Не только в Аравии, но везде, где еще теплилась жизнь на купеческих путях, уцелевших с римской эпохи, она увяла перед лицом войны и эпидемии. Ситуация напоминала ту, в которой оказалась рушащаяся Западная Римская империя парой веков ранее. Коринф и Афины были практически оставлены, Антиохия, один из четырех величайших городов мира, был взят и разрушен персами в 538 году, 300 тысяч жителей подверглись выселению. Римские города в Малой Азии, такие как Эфес и Сарды, сократились до укрепленных гарнизонов, где небольшое количество убогих домов ютилось среди ветхих остатков прежнего величия. Через три года после падения Антиохии, в 541-м, бубонная чума разразилась в Александрии; улицы были завалены тысячами гниющих трупов. Торговые корабли разнесли смертельную болезнь по Средиземному морю, и в результате вымерла треть населения региона. Константинополь, сверкающая столица Византии, оказался в ситуации резкого демографического упадка.

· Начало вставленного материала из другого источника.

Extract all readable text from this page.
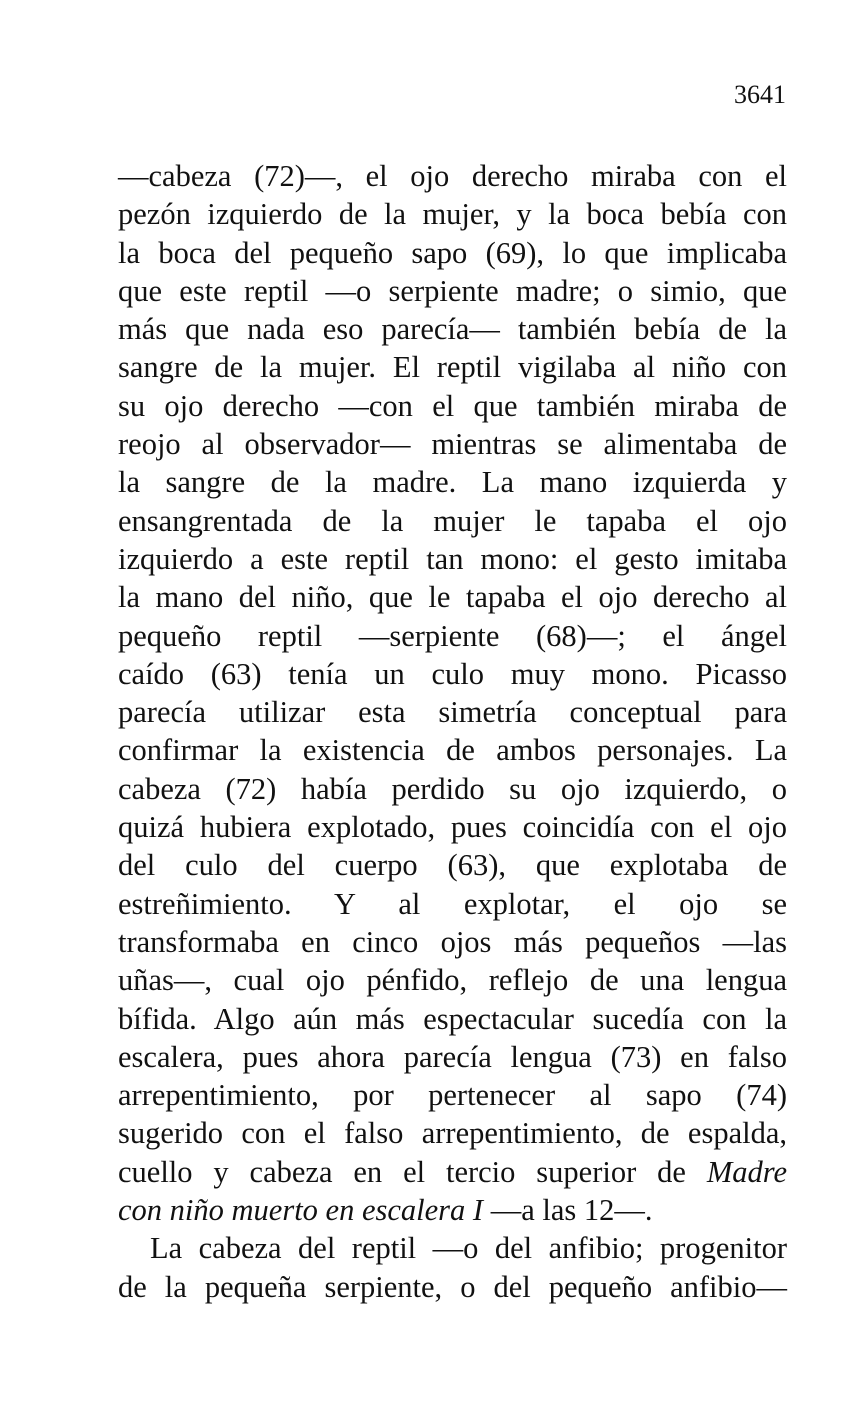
3641
—cabeza (72)—, el ojo derecho miraba con el
pezón izquierdo de la mujer, y la boca bebía con
la boca del pequeño sapo (69), lo que implicaba
que este reptil —o serpiente madre; o simio, que
más que nada eso parecía— también bebía de la
sangre de la mujer. El reptil vigilaba al niño con
su ojo derecho —con el que también miraba de
reojo al observador— mientras se alimentaba de
la sangre de la madre. La mano izquierda y
ensangrentada de la mujer le tapaba el ojo
izquierdo a este reptil tan mono: el gesto imitaba
la mano del niño, que le tapaba el ojo derecho al
pequeño reptil —serpiente (68)—; el ángel
caído (63) tenía un culo muy mono. Picasso
parecía utilizar esta simetría conceptual para
confirmar la existencia de ambos personajes. La
cabeza (72) había perdido su ojo izquierdo, o
quizá hubiera explotado, pues coincidía con el ojo
del culo del cuerpo (63), que explotaba de
estreñimiento. Y al explotar, el ojo se
transformaba en cinco ojos más pequeños —las
uñas—, cual ojo pénfido, reflejo de una lengua
bífida. Algo aún más espectacular sucedía con la
escalera, pues ahora parecía lengua (73) en falso
arrepentimiento, por pertenecer al sapo (74)
sugerido con el falso arrepentimiento, de espalda,
cuello y cabeza en el tercio superior de Madre
con niño muerto en escalera I —a las 12—.
La cabeza del reptil —o del anfibio; progenitor
de la pequeña serpiente, o del pequeño anfibio—
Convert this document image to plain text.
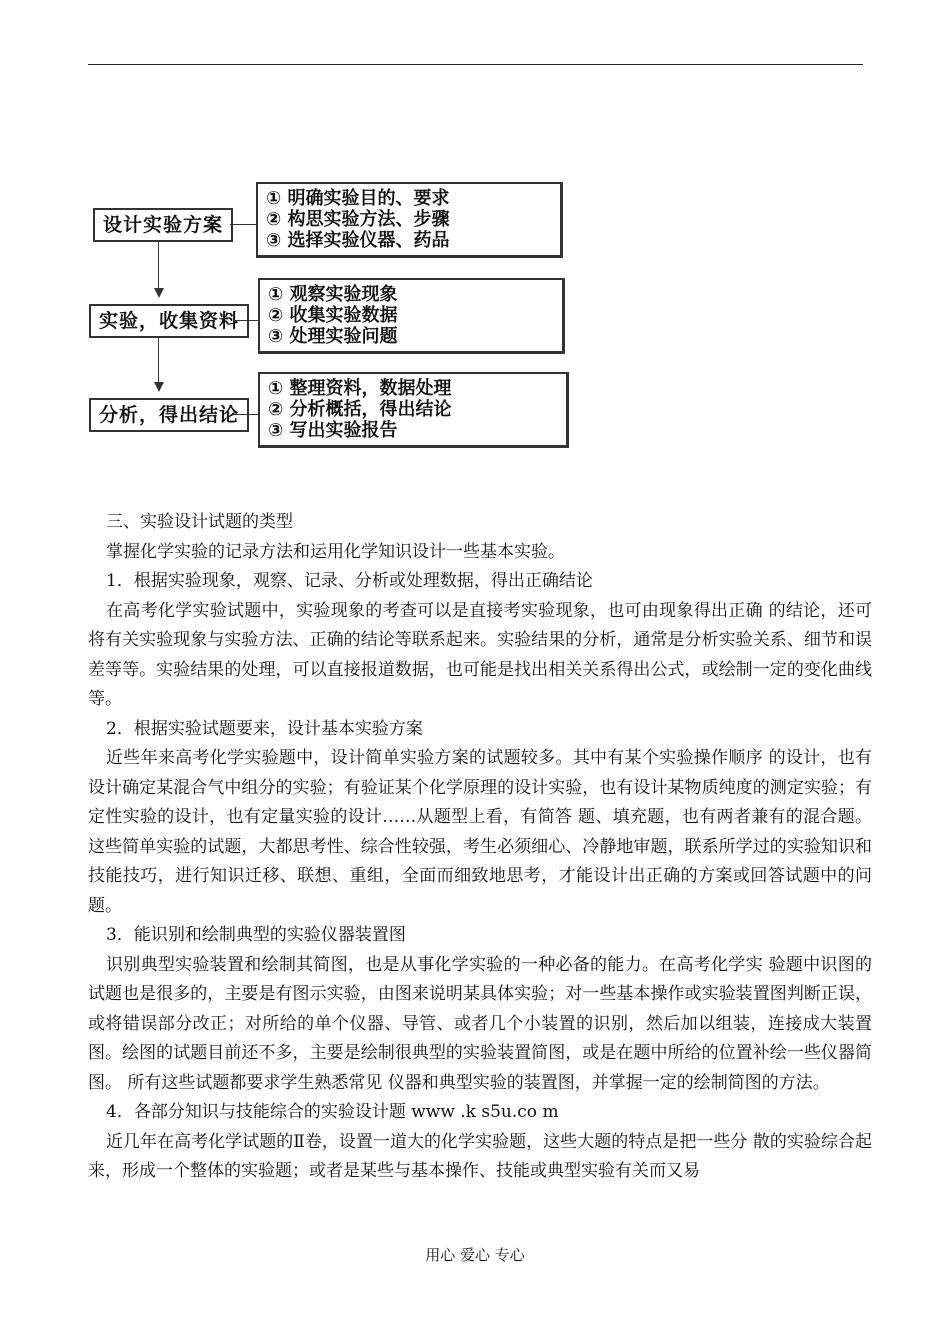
设计实验方案
① 明确实验目的、要求
② 构思实验方法、步骤
③ 选择实验仪器、药品
实验，收集资料
① 观察实验现象
② 收集实验数据
③ 处理实验问题
分析，得出结论
① 整理资料，数据处理
② 分析概括，得出结论
③ 写出实验报告

三、实验设计试题的类型

掌握化学实验的记录方法和运用化学知识设计一些基本实验。

1．根据实验现象，观察、记录、分析或处理数据，得出正确结论

在高考化学实验试题中，实验现象的考查可以是直接考实验现象，也可由现象得出正确 的结论，还可将有关实验现象与实验方法、正确的结论等联系起来。实验结果的分析，通常是分析实验关系、细节和误差等等。实验结果的处理，可以直接报道数据，也可能是找出相关关系得出公式，或绘制一定的变化曲线等。

2．根据实验试题要来，设计基本实验方案

近些年来高考化学实验题中，设计简单实验方案的试题较多。其中有某个实验操作顺序 的设计，也有设计确定某混合气中组分的实验；有验证某个化学原理的设计实验，也有设计某物质纯度的测定实验；有定性实验的设计，也有定量实验的设计……从题型上看，有简答 题、填充题，也有两者兼有的混合题。这些简单实验的试题，大都思考性、综合性较强，考生必须细心、冷静地审题，联系所学过的实验知识和技能技巧，进行知识迁移、联想、重组，全面而细致地思考，才能设计出正确的方案或回答试题中的问题。

3．能识别和绘制典型的实验仪器装置图

识别典型实验装置和绘制其简图，也是从事化学实验的一种必备的能力。在高考化学实 验题中识图的试题也是很多的，主要是有图示实验，由图来说明某具体实验；对一些基本操作或实验装置图判断正误，或将错误部分改正；对所给的单个仪器、导管、或者几个小装置的识别，然后加以组装，连接成大装置图。绘图的试题目前还不多，主要是绘制很典型的实验装置简图，或是在题中所给的位置补绘一些仪器简图。 所有这些试题都要求学生熟悉常见 仪器和典型实验的装置图，并掌握一定的绘制简图的方法。

4．各部分知识与技能综合的实验设计题 www .k s5u.co m

近几年在高考化学试题的Ⅱ卷，设置一道大的化学实验题，这些大题的特点是把一些分 散的实验综合起来，形成一个整体的实验题；或者是某些与基本操作、技能或典型实验有关而又易

用心 爱心 专心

И на фоне этого апокалиптического занавеса – опустевшие города, разрушенные империи и общественные возмущения – Мухаммад стал получать откровения от Бога через посредничество ангела Джебраиля. Началось все 610 году, и молодой купец не только получил объяснение, что происходит в опустошенном войнами, терзаемом болезнями мире; ему был предложен быстрый путь спасения для тех, кто выберет службу Аллаху. Это было послание единства для разделенных, постоянно враждующих друг с другом, превыше всего ценивших независимость племен Аравии. Но принято оно было не без борьбы: политеистическая элита Мекки отреагировала на проповедь Мухаммада враждебно. Пророку и его последователям пришлось уйти в сельскохозяйственный город Ясриб (ныне – Медина) в 622 году.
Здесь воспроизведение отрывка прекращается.